The Papp values (cm/s) were computed according to the following equation [16],

$$P_{app}=\frac{V}{C_0}\times \frac{1}{S}\times \frac{dC}{dt}$$

(V: volume of medium in the receiver chamber (mL); C₀: initial concentration in the donor chamber (µM/mL), S: the surface area of monolayer (cm²); dC/dt: variance rate in the receptor chamber of concentration with time (µM/mL/s)) The ER was calculated by the P_app value from BL to AP divided by P_app value from AP to BL. In MDCK-MDR1 and MDCK cell models, the NER was measured by comparing the ER values as follows [16].

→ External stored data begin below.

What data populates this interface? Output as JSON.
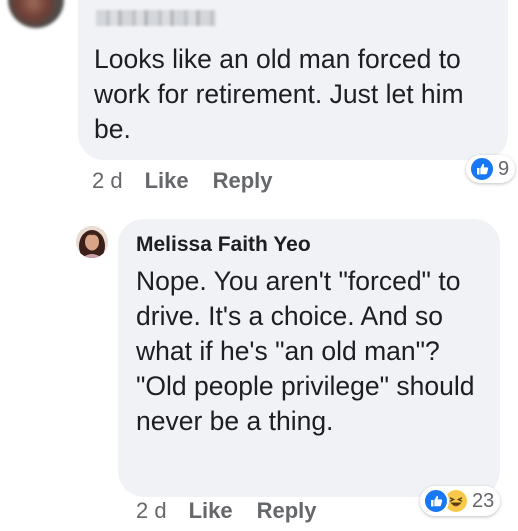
{
  "comments": [
    {
      "author": "",
      "text": "Looks like an old man forced to work for retirement. Just let him be.",
      "timestamp": "2 d",
      "like_label": "Like",
      "reply_label": "Reply",
      "reactions": {
        "icons": [
          "like-icon"
        ],
        "count": "9"
      }
    },
    {
      "author": "Melissa Faith Yeo",
      "text": "Nope. You aren't \"forced\" to drive. It's a choice. And so what if he's \"an old man\"? \"Old people privilege\" should never be a thing.",
      "timestamp": "2 d",
      "like_label": "Like",
      "reply_label": "Reply",
      "reactions": {
        "icons": [
          "like-icon",
          "haha-icon"
        ],
        "count": "23"
      }
    }
  ],
  "colors": {
    "bubble_bg": "#f0f2f5",
    "text": "#1c1e21",
    "meta_text": "#65676b",
    "like_blue": "#1877f2",
    "haha_yellow": "#f7c84a"
  }
}
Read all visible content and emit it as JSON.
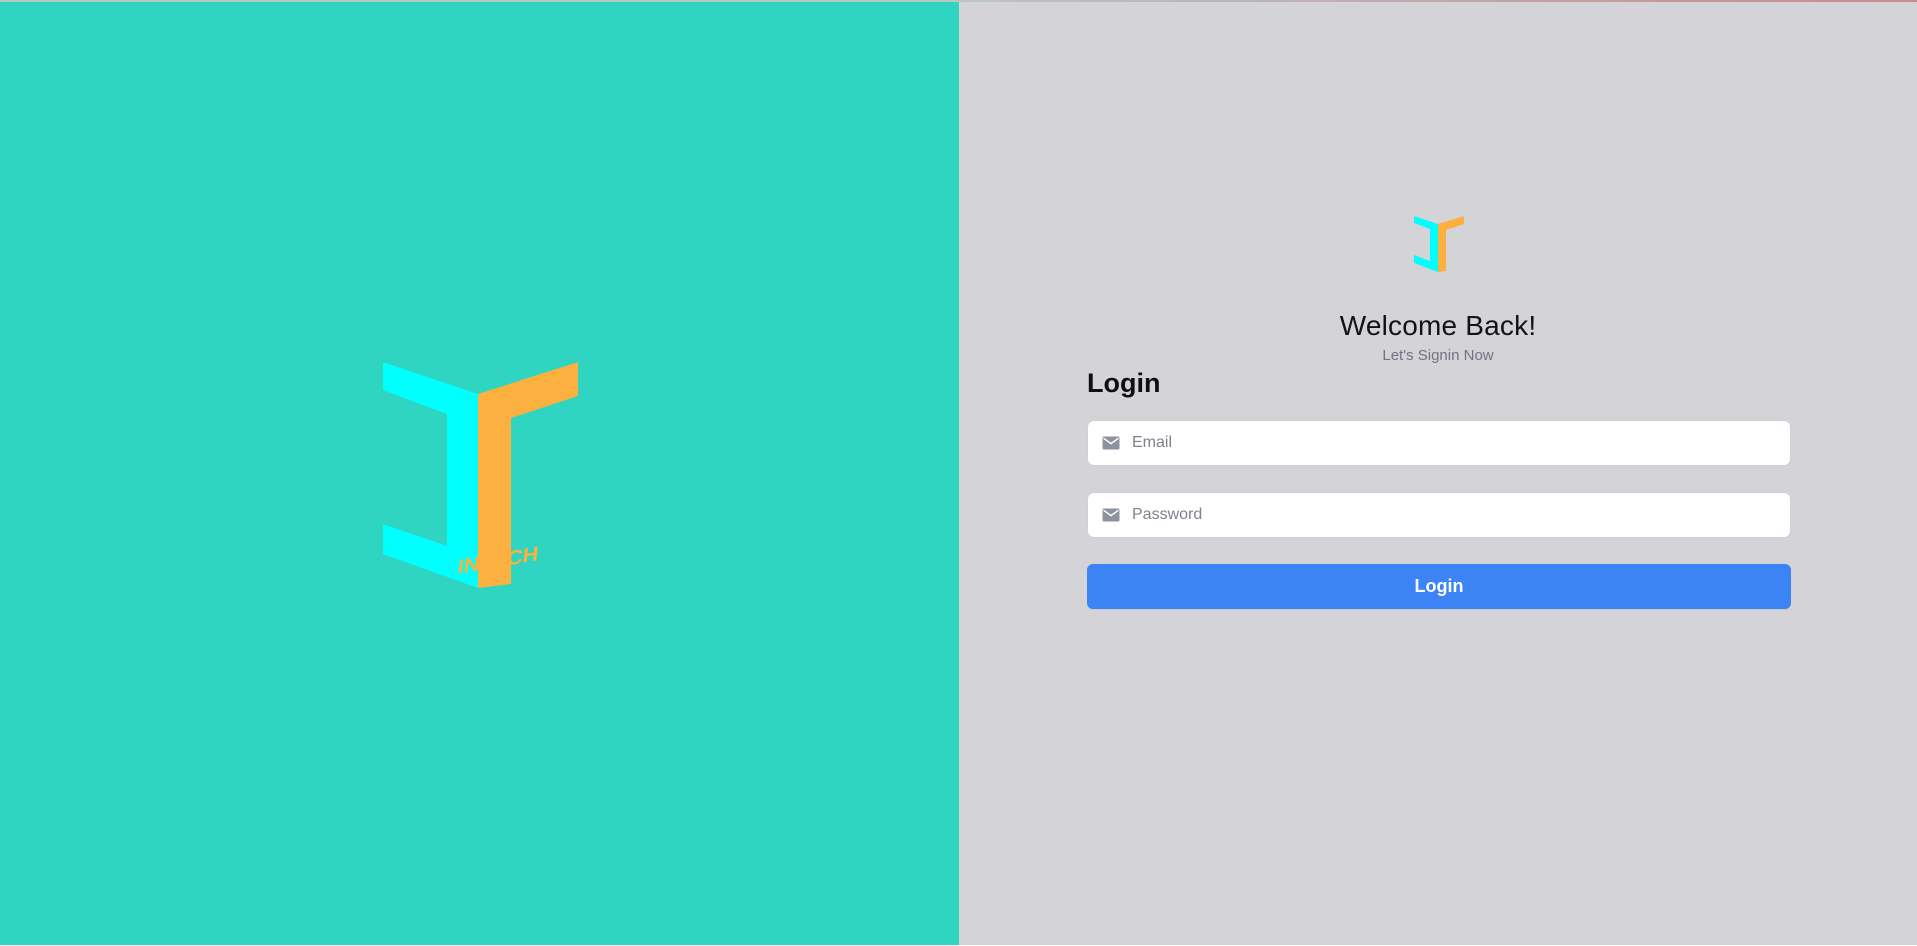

$$ER=\frac{P_{app(B-A)}}{P_{app(A-B)}}$$

(1)

$$NER=\frac{E{R}_{MDCK-MDR1}}{E{R}_{MDCK}}$$

(2)

All data were expressed as the mean ± SD. The statistical significance of differences in the transport of Rho123 in the presence of DL0410 was analyzed by paired-samples T-tests. GraphPad Prism 6 (GraphPad Software, San Diego, CA, USA) was applied for all analyses.

5. Conclusions

In summary, we reported the novel two-step synthesis route of DL0410 for the first time and investigated the interaction between DL0410 and P-gp. P-gp was capable of limiting the intestinal absorption and brain penetration of DL0410, and DL0410 was a substrate as well as a competitive inhibitor of P-gp, which could lead to competing with other P-gp-related substrates. Therefore, it was noteworthy that DDIs should be considered for the further efficacy and safety studies of DL0410.